Last Saturday morning over coffee at a campground north of Santa Barbara,
my friend Kiki and I had a great caffeine-feuled conversation about call-out culture, that is, the tendency to tell people they are "doing it wrong", specifically, when white folks appropriate the fashion and music of people of color. This is a conversation I have been having for a few years now, specifically with my wildly creative, women-identified artist friends.  As a dedicated anti-racist and aspiring artist, I'm trying to make sense of the following questions: who gets to wear what? Listen to what? Where is the line for what I - a white person - get to wear/make/say/create/draw attention to? How does this fit in with the practice of free speech?  Do my intentions count?

Since writing this piece, I've been fairly radical on the issue of cultural appropriation in fashion. I no longer felt so comfortable donning some of my favorite things: my large gold bamboo hoops and nameplate necklace (even though I grew up amidst a culture that wore them), the Native American silver and turquoise ring my father bought my mother while completing his dissertation on the archaeology of the Southwest (even though it is the only other artifact besides me from their marriage), the embroidered huipiles from the Yucatec (even though I studied Spanish there) or any of the other gorgeous examples.

At a certain point last summer, I adopted a uniform I did feel comfortable calling "mine"; Levis and white t-shirts.
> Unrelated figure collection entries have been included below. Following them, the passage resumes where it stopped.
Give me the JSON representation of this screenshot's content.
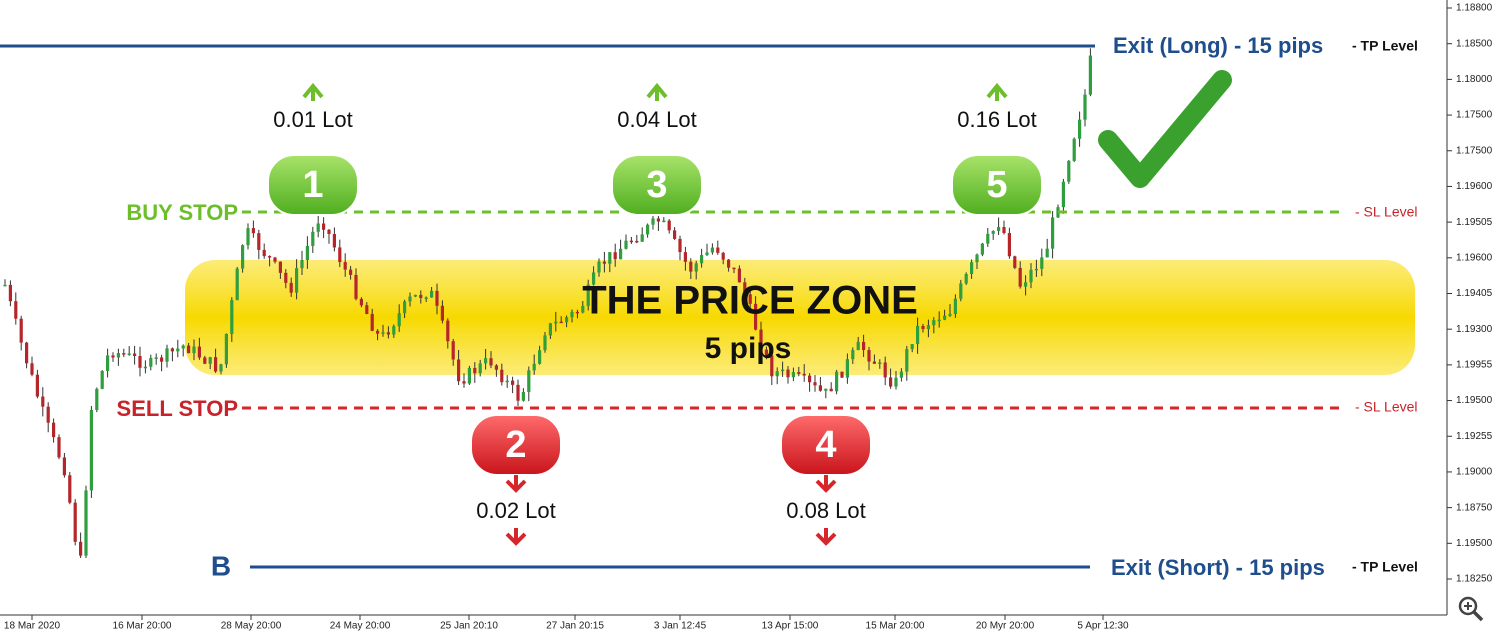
{
  "y_axis_labels": [
    "1.18800",
    "1.18500",
    "1.18000",
    "1.17500",
    "1.17500",
    "1.19600",
    "1.19505",
    "1.19600",
    "1.19405",
    "1.19300",
    "1.19955",
    "1.19500",
    "1.19255",
    "1.19000",
    "1.18750",
    "1.19500",
    "1.18250"
  ],
  "x_axis_labels": [
    "18 Mar 2020",
    "16 Mar 20:00",
    "28 May 20:00",
    "24 May 20:00",
    "25 Jan 20:10",
    "27 Jan 20:15",
    "3 Jan 12:45",
    "13 Apr 15:00",
    "15 Mar 20:00",
    "20 Myr 20:00",
    "5 Apr 12:30"
  ],
  "zone": {
    "title": "THE PRICE ZONE",
    "subtitle": "5 pips"
  },
  "levels": {
    "buy_stop": "BUY STOP",
    "sell_stop": "SELL STOP",
    "sl_top": "- SL Level",
    "sl_bottom": "- SL Level",
    "exit_long": "Exit (Long) - 15 pips",
    "tp_top": "- TP Level",
    "exit_short": "Exit (Short) - 15 pips",
    "tp_bottom": "- TP Level",
    "b_marker": "B"
  },
  "orders": [
    {
      "number": "1",
      "lot": "0.01 Lot"
    },
    {
      "number": "2",
      "lot": "0.02 Lot"
    },
    {
      "number": "3",
      "lot": "0.04 Lot"
    },
    {
      "number": "4",
      "lot": "0.08 Lot"
    },
    {
      "number": "5",
      "lot": "0.16 Lot"
    }
  ]
}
This is what my people have contributed to the fashion vernacular (and let's be honest, though I take them for granted and though they pale in comparison to the more outlandish peacock-like finery I've worn since the mid 90's, they are pretty spectacular contributions.)

In my militant American uniform, I inelegantly called a few people I would identify as white for wearing things that "didn't belong to their culture". My perspective on this is

One stepping stone on this journey toward understanding is the following article Kiki shared with me, where Asam Ahmad makes the point that
"Call-out culture can end up mirroring what the prison industrial complex teaches us about crime and punishment: to banish and dispose of individuals rather than to engage with them as people with complicated stories and histories." In other words, its important to be conscious and intentional about HOW we practice. If we don't like the master's house, let's not use his tools to dismantle it.

So for now, I've concluded that:
1. I can engage with the folks in my life who are not yet anti-racist in a way that doesn't replicate the shame and trauma of white supremacy (read: racist/misogynist/homophobic/Trans-phobic/xenophobic/Islamaphobic/anti-semitic/classist) culture.
2. I can model empathy and non-judgement for those who, despite unearned racial advantages, have little understanding or experience of being treated humanely themselves. This is NOT something I would expect or ever ask a non-white person to subject themselves to (though many do, at great risk to their mental health and well-being, every day).
3. Perpetuating white supremacy culture by shaming/blaming/calling out is not creating the world I ultimately wish for us all. AND that's easy for me -- a straight, cis, white, US citizen to say.